[Math] Are the random variables $X + Y$ and $X – Y$ independent if $X, Y$ are distributed normal

moment-generating-functionsprobabilitystatistics

Let $X, Y$ be independent random variables such that $X,Y \sim N(\mu,\sigma^2)$, show that $X+Y$ and $X-Y$ are independent using the moment generating function.

I know that the moment generating function of a sum of independent random variables is the product of the MGF.

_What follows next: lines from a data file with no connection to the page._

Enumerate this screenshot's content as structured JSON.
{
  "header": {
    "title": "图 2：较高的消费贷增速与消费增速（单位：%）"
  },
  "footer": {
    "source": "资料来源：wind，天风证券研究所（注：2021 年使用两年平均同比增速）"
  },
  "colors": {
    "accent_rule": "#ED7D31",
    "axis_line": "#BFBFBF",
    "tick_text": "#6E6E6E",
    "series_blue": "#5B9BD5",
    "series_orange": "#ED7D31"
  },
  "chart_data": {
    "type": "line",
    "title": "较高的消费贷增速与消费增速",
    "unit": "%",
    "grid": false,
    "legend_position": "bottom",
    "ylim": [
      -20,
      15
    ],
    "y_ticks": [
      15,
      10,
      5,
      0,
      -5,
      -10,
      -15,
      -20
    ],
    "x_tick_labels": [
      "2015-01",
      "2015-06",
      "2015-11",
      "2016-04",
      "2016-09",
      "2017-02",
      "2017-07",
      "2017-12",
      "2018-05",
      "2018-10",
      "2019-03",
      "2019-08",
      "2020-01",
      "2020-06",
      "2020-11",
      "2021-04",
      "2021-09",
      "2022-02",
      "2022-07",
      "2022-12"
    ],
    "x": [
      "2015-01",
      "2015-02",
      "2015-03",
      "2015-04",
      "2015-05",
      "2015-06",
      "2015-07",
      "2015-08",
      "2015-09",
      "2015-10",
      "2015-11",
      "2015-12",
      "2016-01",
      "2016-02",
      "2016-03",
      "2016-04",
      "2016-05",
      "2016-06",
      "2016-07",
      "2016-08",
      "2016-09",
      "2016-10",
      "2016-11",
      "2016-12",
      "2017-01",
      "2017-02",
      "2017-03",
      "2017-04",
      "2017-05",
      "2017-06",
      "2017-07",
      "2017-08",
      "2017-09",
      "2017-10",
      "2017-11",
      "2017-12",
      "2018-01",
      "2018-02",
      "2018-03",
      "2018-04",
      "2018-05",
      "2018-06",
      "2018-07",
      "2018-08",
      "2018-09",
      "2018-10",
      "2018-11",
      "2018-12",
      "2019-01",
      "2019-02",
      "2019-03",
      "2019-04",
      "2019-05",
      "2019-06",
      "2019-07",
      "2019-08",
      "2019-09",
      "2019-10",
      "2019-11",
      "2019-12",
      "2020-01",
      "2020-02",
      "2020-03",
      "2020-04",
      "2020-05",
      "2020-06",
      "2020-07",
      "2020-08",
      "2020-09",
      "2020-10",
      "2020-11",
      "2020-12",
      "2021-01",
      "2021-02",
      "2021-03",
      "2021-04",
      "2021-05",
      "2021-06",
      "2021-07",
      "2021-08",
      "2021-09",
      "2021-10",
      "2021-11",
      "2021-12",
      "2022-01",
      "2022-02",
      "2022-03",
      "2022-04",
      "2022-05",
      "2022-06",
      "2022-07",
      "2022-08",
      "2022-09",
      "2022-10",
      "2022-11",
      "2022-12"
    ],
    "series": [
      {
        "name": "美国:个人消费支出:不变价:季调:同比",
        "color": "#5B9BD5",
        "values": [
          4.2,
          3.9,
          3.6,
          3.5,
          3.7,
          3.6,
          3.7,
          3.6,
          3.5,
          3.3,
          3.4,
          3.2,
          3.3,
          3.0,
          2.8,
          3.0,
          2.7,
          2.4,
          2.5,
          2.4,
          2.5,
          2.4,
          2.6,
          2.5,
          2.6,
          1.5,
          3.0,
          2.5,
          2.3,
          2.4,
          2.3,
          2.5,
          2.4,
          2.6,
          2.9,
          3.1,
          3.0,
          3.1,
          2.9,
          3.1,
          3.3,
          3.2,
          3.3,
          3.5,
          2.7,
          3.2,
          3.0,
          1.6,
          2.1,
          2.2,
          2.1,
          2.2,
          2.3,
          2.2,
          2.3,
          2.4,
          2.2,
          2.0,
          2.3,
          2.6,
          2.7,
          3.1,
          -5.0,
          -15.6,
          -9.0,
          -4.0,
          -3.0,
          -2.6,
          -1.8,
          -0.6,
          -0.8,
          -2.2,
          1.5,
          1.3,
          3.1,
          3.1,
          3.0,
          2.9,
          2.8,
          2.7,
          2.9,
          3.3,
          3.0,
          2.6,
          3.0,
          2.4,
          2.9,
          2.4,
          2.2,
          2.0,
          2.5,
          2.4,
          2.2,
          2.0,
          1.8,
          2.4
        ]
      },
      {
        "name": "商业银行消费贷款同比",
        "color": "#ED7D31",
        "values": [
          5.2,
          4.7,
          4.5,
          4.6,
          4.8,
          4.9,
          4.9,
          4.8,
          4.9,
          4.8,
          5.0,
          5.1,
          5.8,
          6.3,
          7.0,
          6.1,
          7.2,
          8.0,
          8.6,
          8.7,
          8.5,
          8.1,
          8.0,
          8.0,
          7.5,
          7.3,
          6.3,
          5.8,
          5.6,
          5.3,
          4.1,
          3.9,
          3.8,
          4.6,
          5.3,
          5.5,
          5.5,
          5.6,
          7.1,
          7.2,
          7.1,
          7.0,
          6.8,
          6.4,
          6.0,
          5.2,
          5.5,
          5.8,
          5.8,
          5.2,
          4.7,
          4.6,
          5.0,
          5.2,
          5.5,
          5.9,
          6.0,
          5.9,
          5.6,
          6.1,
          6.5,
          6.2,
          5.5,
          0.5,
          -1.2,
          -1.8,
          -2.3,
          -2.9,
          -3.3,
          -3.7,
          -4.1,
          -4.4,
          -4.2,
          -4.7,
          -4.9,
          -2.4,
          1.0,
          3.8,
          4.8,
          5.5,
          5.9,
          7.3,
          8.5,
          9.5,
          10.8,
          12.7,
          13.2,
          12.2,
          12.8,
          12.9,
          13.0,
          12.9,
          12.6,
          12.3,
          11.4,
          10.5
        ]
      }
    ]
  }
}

So, I´m trying to solve that but i don´t know if my process is correct

$M_{X+Y}(t_1,t_2)=M_X(t_1)M_Y(t_2)=M^2_{N(\mu,\sigma^2)}(t)$
?

Best Answer

Recall that for an $\mathcal{N}(\mu, \sigma^2)$ random variable, the moment generating function of it is $$M(t) = \exp\left(\mu t + \frac{1}{2}\sigma^2t^2\right). \tag{1}$$

By condition, $X + Y \sim \mathcal{N}(2\mu, 2\sigma^2)$ and $X - Y \sim \mathcal{N}(0, 2\sigma^2)$. Therefore by $(1)$, we have: $$M_{X + Y}(t) = \exp\left(2\mu t + \sigma^2 t^2\right), \; M_{X - Y}(t) = \exp\left(\sigma^2 t^2\right).$$

On the other hand, as a bivariate random vector $(X + Y, X - Y)$, its MGF can be computed by definition as follows: \begin{align} & M_{(X + Y, X - Y)}(t_1, t_2) \\ = & E[\exp(t_1(X + Y) + t_2(X - Y))] \\ = & E\left\{\exp[(t_1 + t_2)X] \times \exp[(t_1 - t_2)Y]\right\} \\ = & E\left\{\exp[(t_1 + t_2)X] \right\}\times E\left\{\exp[(t_1 - t_2)Y]\right\} \quad \text{by independence of $X$ and $Y$.}\\ = & M_X(t_1 + t_2) M_Y(t_1 - t_2) \\ = & \exp\left(\mu(t_1 + t_2) + \frac{1}{2}\sigma^2(t_1 + t_2)^2\right)\exp\left(\mu(t_1 - t_2) + \frac{1}{2}\sigma^2(t_1 - t_2)^2\right) \\ = & \exp\left(2\mu t_1 + \sigma^2 t_1^2\right)\exp\left(\sigma^2 t_2^2\right) \\ = & M_{X + Y}(t_1) M_{X - Y}(t_2). \end{align}

Hence $X + Y$ and $X - Y$ are independent.